これって一つの。







「三之助、いきなり集まれってどう言う事だよ」
 季節は夏真っ盛り。青い空の下、四人の少年達は待ち合わせ場所として有名なモニュメントの前に集合していた。
「藤内、それより先に言う事があるんじゃないか」
「孫兵、言うな」
 さっきからちらちらと視線を送る通行人に耐えながら、藤内は視線を三之助から逸らした。
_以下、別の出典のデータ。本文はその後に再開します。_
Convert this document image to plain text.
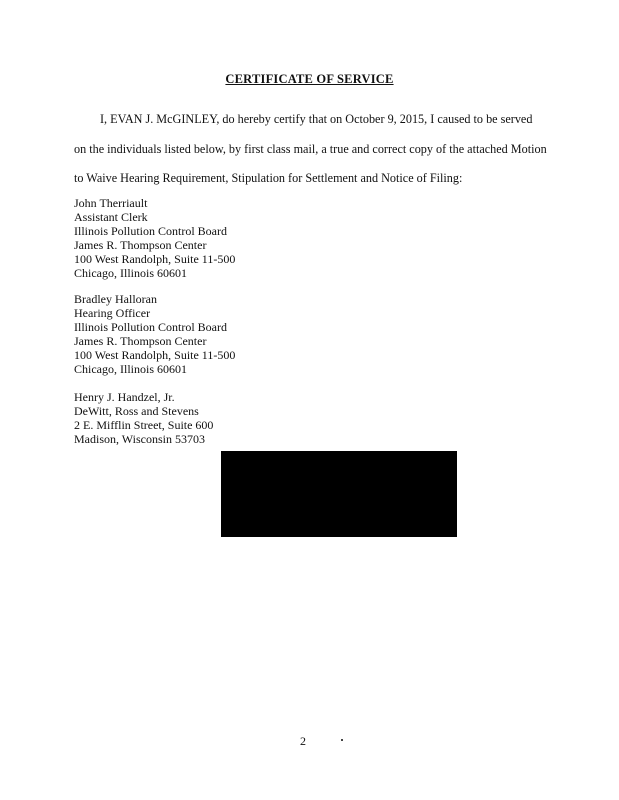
CERTIFICATE OF SERVICE
I, EVAN J. McGINLEY, do hereby certify that on October 9, 2015, I caused to be served
on the individuals listed below, by first class mail, a true and correct copy of the attached Motion
to Waive Hearing Requirement, Stipulation for Settlement and Notice of Filing:
John Therriault
Assistant Clerk
Illinois Pollution Control Board
James R. Thompson Center
100 West Randolph, Suite 11-500
Chicago, Illinois 60601
Bradley Halloran
Hearing Officer
Illinois Pollution Control Board
James R. Thompson Center
100 West Randolph, Suite 11-500
Chicago, Illinois 60601
Henry J. Handzel, Jr.
DeWitt, Ross and Stevens
2 E. Mifflin Street, Suite 600
Madison, Wisconsin 53703
2
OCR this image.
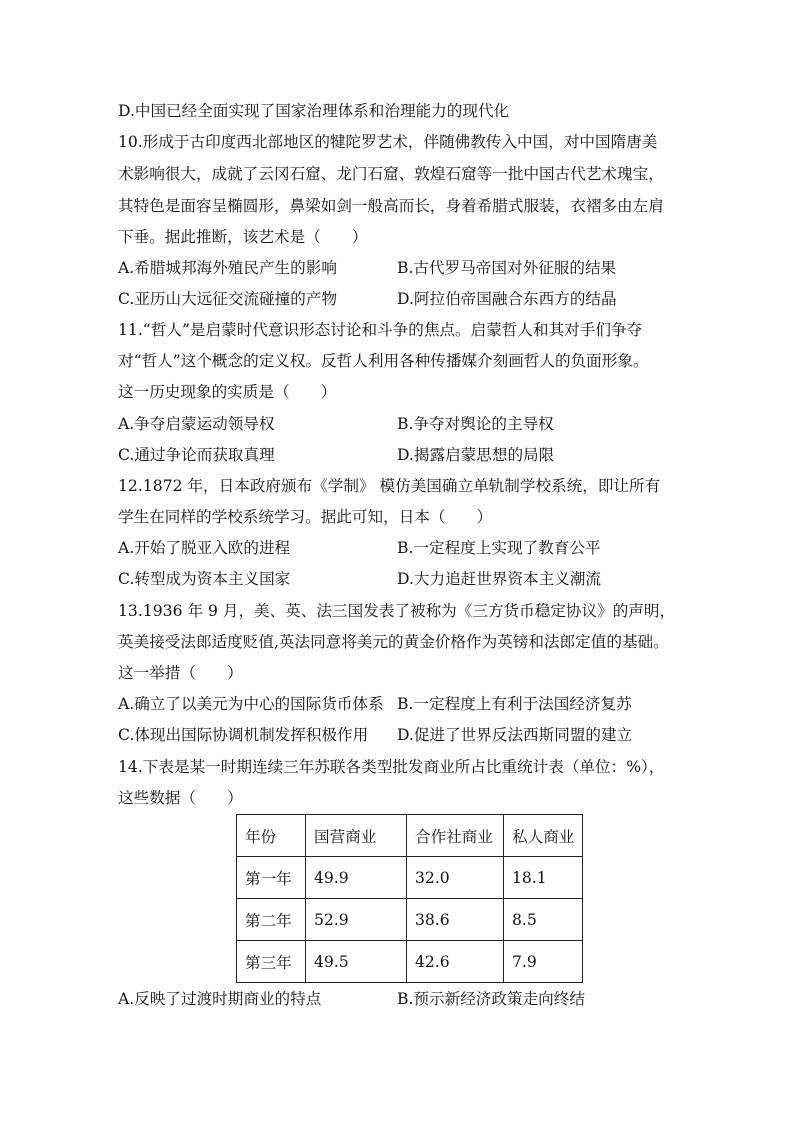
D.中国已经全面实现了国家治理体系和治理能力的现代化
10.形成于古印度西北部地区的犍陀罗艺术，伴随佛教传入中国，对中国隋唐美
术影响很大，成就了云冈石窟、龙门石窟、敦煌石窟等一批中国古代艺术瑰宝，
其特色是面容呈椭圆形，鼻梁如剑一般高而长，身着希腊式服装，衣褶多由左肩
下垂。据此推断，该艺术是（　　）
A.希腊城邦海外殖民产生的影响	B.古代罗马帝国对外征服的结果
C.亚历山大远征交流碰撞的产物	D.阿拉伯帝国融合东西方的结晶
11.“哲人”是启蒙时代意识形态讨论和斗争的焦点。启蒙哲人和其对手们争夺
对“哲人”这个概念的定义权。反哲人利用各种传播媒介刻画哲人的负面形象。
这一历史现象的实质是（　　）
A.争夺启蒙运动领导权	B.争夺对舆论的主导权
C.通过争论而获取真理	D.揭露启蒙思想的局限
12.1872 年，日本政府颁布《学制》 模仿美国确立单轨制学校系统，即让所有
学生在同样的学校系统学习。据此可知，日本（　　）
A.开始了脱亚入欧的进程	B.一定程度上实现了教育公平
C.转型成为资本主义国家	D.大力追赶世界资本主义潮流
13.1936 年 9 月，美、英、法三国发表了被称为《三方货币稳定协议》的声明，
英美接受法郎适度贬值,英法同意将美元的黄金价格作为英镑和法郎定值的基础。
这一举措（　　）
A.确立了以美元为中心的国际货币体系 B.一定程度上有利于法国经济复苏
C.体现出国际协调机制发挥积极作用 D.促进了世界反法西斯同盟的建立
14.下表是某一时期连续三年苏联各类型批发商业所占比重统计表（单位：%），
这些数据（　　）
年份	国营商业	合作社商业	私人商业
第一年	49.9	32.0	18.1
第二年	52.9	38.6	8.5
第三年	49.5	42.6	7.9
A.反映了过渡时期商业的特点	B.预示新经济政策走向终结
 いつもなら、真っ先に突っ込んでくれる筈の彼がいない。彼がいないと言う事は、自分か孫兵が突っ込むしかないのだ。
「お前ら、変装しないのか?」
「しないよ! て言うか、三之助何だよその髪型!」
 藤内が、とうとう突っ込んだ。と言うより、突っ込まずにいられようか、と言うのが正しい。
「そのパーティーグッズを直ぐに捨てて来い!」
「え、でも変装って言ったらこれだろ?」
「どこの世界に、アフロを変装に使うやつがいるんだ!」
 三之助の頭はもふもふとした、アフロである。しかも、虹色。その大きさもかなりのもので、どう見てもパーティーグッズにしか見えない。
「しょうがないだろ。金髪とかハゲとかじゃ目立つし」
「金髪の方がまだマシだ!」
「えー、何もして無いお前に言われたくない」
「何で変装する必要があるんだよ!」
 友達と会うのに変装が必要だなんて聞いた事が無い。と言うか、変装している友達とは歩きたくないと言うのが素直な気持ちだ。
「見つかったらマズイからに決まってるだろ!」
「左門、それ外せ」
「え、でも変装って言ったら」
「街中でひげ眼鏡付けているのは変装とは言いません!」
 三之助だけならまだしも、左門も何故かひげ眼鏡をかけている。
 何があったのこいつ等に。藤内が頭を抱えていると孫兵がぽんと肩を叩いてくれた。
「とりあえず、アフロとひげ眼鏡は没収」
 そう言って孫兵が、三之助と左門から変装道具を取り上げる。
「ちょ、折角変装してるのに!」
「そうだ!」
「お前達のは変装とは言いません。藤内、これちょっとコインロッカーに預けてきてくれる?」
 孫兵は、アフロとひげ眼鏡を藤内に手渡すと、腕を組んで二人を見た。
 この二人の保護者は何故か今日は不在。三之助が召集をかけたなら来る筈なのに。それに、几帳面な彼の事だ。待ち合わせ時間の五分前にはついているのがいつもの事なのに。それなのに。
「預けてきたよ」
 藤内が戻ってくると、孫兵はご苦労様とちらりと視線を送る。その孫兵の前にはちょこんと正座した三之助と左門。これは変な意味で目立っている。藤内は慌てて三人に近付くと二人を立たせ、孫兵に落ち着いてと声をかけた。いつも冷静な孫兵は怒ると無表情になってしまう。はっきり言って怖い。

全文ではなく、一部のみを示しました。